St Petersburg isn't exactly gym crazy, but there's plenty of ways to keep active. In the summer, drift through the canals in a rowboat; in the winter settle in for some serious banya (bath house) action, try a couple of games in the city's numerous billiards joints or head out of town for some cross-country skiing. If you're the right kind of masochist, there's always ice swimming.
Forget the gym, Russians like to de-stress in a banya : a furnace-hot steam room in which they beat themselves and their friends with bundles of birch branches.
You can also try ice swimming - yes that's swimming (in icy water, the Neva when it's frozen), if you want to go really local.

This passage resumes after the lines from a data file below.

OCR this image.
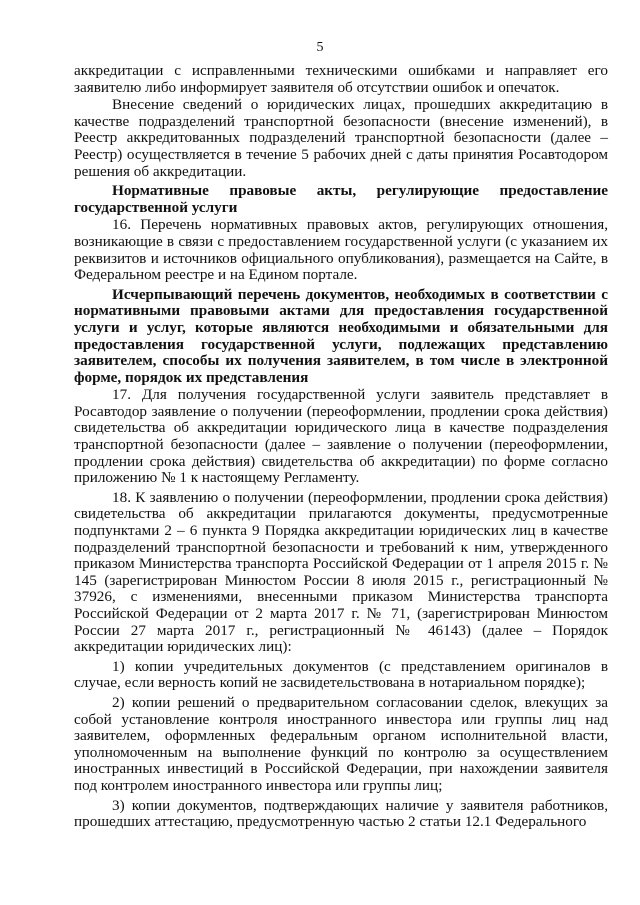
5

аккредитации с исправленными техническими ошибками и направляет его заявителю либо информирует заявителя об отсутствии ошибок и опечаток.

Внесение сведений о юридических лицах, прошедших аккредитацию в качестве подразделений транспортной безопасности (внесение изменений), в Реестр аккредитованных подразделений транспортной безопасности (далее – Реестр) осуществляется в течение 5 рабочих дней с даты принятия Росавтодором решения об аккредитации.

Нормативные правовые акты, регулирующие предоставление государственной услуги

16. Перечень нормативных правовых актов, регулирующих отношения, возникающие в связи с предоставлением государственной услуги (с указанием их реквизитов и источников официального опубликования), размещается на Сайте, в Федеральном реестре и на Едином портале.

Исчерпывающий перечень документов, необходимых в соответствии с нормативными правовыми актами для предоставления государственной услуги и услуг, которые являются необходимыми и обязательными для предоставления государственной услуги, подлежащих представлению заявителем, способы их получения заявителем, в том числе в электронной форме, порядок их представления

17. Для получения государственной услуги заявитель представляет в Росавтодор заявление о получении (переоформлении, продлении срока действия) свидетельства об аккредитации юридического лица в качестве подразделения транспортной безопасности (далее – заявление о получении (переоформлении, продлении срока действия) свидетельства об аккредитации) по форме согласно приложению № 1 к настоящему Регламенту.

18. К заявлению о получении (переоформлении, продлении срока действия) свидетельства об аккредитации прилагаются документы, предусмотренные подпунктами 2 – 6 пункта 9 Порядка аккредитации юридических лиц в качестве подразделений транспортной безопасности и требований к ним, утвержденного приказом Министерства транспорта Российской Федерации от 1 апреля 2015 г. № 145 (зарегистрирован Минюстом России 8 июля 2015 г., регистрационный № 37926, с изменениями, внесенными приказом Министерства транспорта Российской Федерации от 2 марта 2017 г. № 71, (зарегистрирован Минюстом России 27 марта 2017 г., регистрационный № 46143) (далее – Порядок аккредитации юридических лиц):

1) копии учредительных документов (с представлением оригиналов в случае, если верность копий не засвидетельствована в нотариальном порядке);

2) копии решений о предварительном согласовании сделок, влекущих за собой установление контроля иностранного инвестора или группы лиц над заявителем, оформленных федеральным органом исполнительной власти, уполномоченным на выполнение функций по контролю за осуществлением иностранных инвестиций в Российской Федерации, при нахождении заявителя под контролем иностранного инвестора или группы лиц;

3) копии документов, подтверждающих наличие у заявителя работников, прошедших аттестацию, предусмотренную частью 2 статьи 12.1 Федерального
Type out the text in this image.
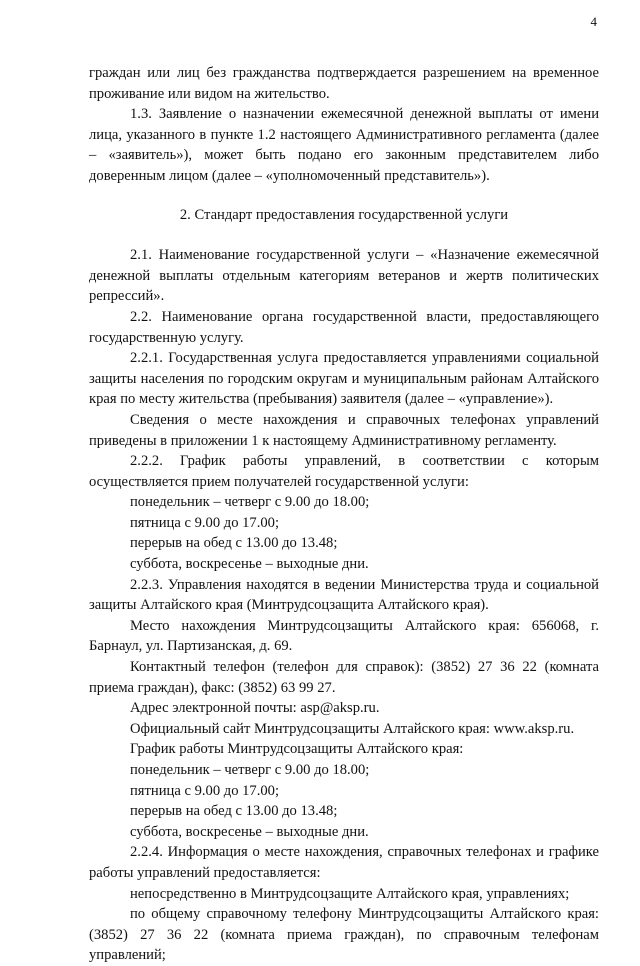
4

граждан или лиц без гражданства подтверждается разрешением на временное проживание или видом на жительство.

1.3. Заявление о назначении ежемесячной денежной выплаты от имени лица, указанного в пункте 1.2 настоящего Административного регламента (далее – «заявитель»), может быть подано его законным представителем либо доверенным лицом (далее – «уполномоченный представитель»).

2. Стандарт предоставления государственной услуги

2.1. Наименование государственной услуги – «Назначение ежемесячной денежной выплаты отдельным категориям ветеранов и жертв политических репрессий».

2.2. Наименование органа государственной власти, предоставляющего государственную услугу.

2.2.1. Государственная услуга предоставляется управлениями социальной защиты населения по городским округам и муниципальным районам Алтайского края по месту жительства (пребывания) заявителя (далее – «управление»).

Сведения о месте нахождения и справочных телефонах управлений приведены в приложении 1 к настоящему Административному регламенту.

2.2.2. График работы управлений, в соответствии с которым осуществляется прием получателей государственной услуги:

понедельник – четверг с 9.00 до 18.00;

пятница с 9.00 до 17.00;

перерыв на обед с 13.00 до 13.48;

суббота, воскресенье – выходные дни.

2.2.3. Управления находятся в ведении Министерства труда и социальной защиты Алтайского края (Минтрудсоцзащита Алтайского края).

Место нахождения Минтрудсоцзащиты Алтайского края: 656068, г. Барнаул, ул. Партизанская, д. 69.

Контактный телефон (телефон для справок): (3852) 27 36 22 (комната приема граждан), факс: (3852) 63 99 27.

Адрес электронной почты: asp@aksp.ru.

Официальный сайт Минтрудсоцзащиты Алтайского края: www.aksp.ru.

График работы Минтрудсоцзащиты Алтайского края:

понедельник – четверг с 9.00 до 18.00;

пятница с 9.00 до 17.00;

перерыв на обед с 13.00 до 13.48;

суббота, воскресенье – выходные дни.

2.2.4. Информация о месте нахождения, справочных телефонах и графике работы управлений предоставляется:

непосредственно в Минтрудсоцзащите Алтайского края, управлениях;

по общему справочному телефону Минтрудсоцзащиты Алтайского края: (3852) 27 36 22 (комната приема граждан), по справочным телефонам управлений;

Winter can be just as active if you, like the Russians, enjoy cross-country skiing - Toksovo is a popular resort just north of St Petersburg.
In summer, a lovely way to while away a day is paddling through the canals and lakes on Yelagin Island. You can rent a row boat at the northern end of the moat around the Peter & Paul Fortress. Or, for an adventure, take a yacht up to the Gulf of Finland and plant your parasol on the beach.
St P's team were a shameful lot in the early 1990s but under coach Anatoly Davydov's leadership, they won the 1998 Russian Cup, and made it to the nationals in 2001; you can watch them at the Petrovsky Stadium.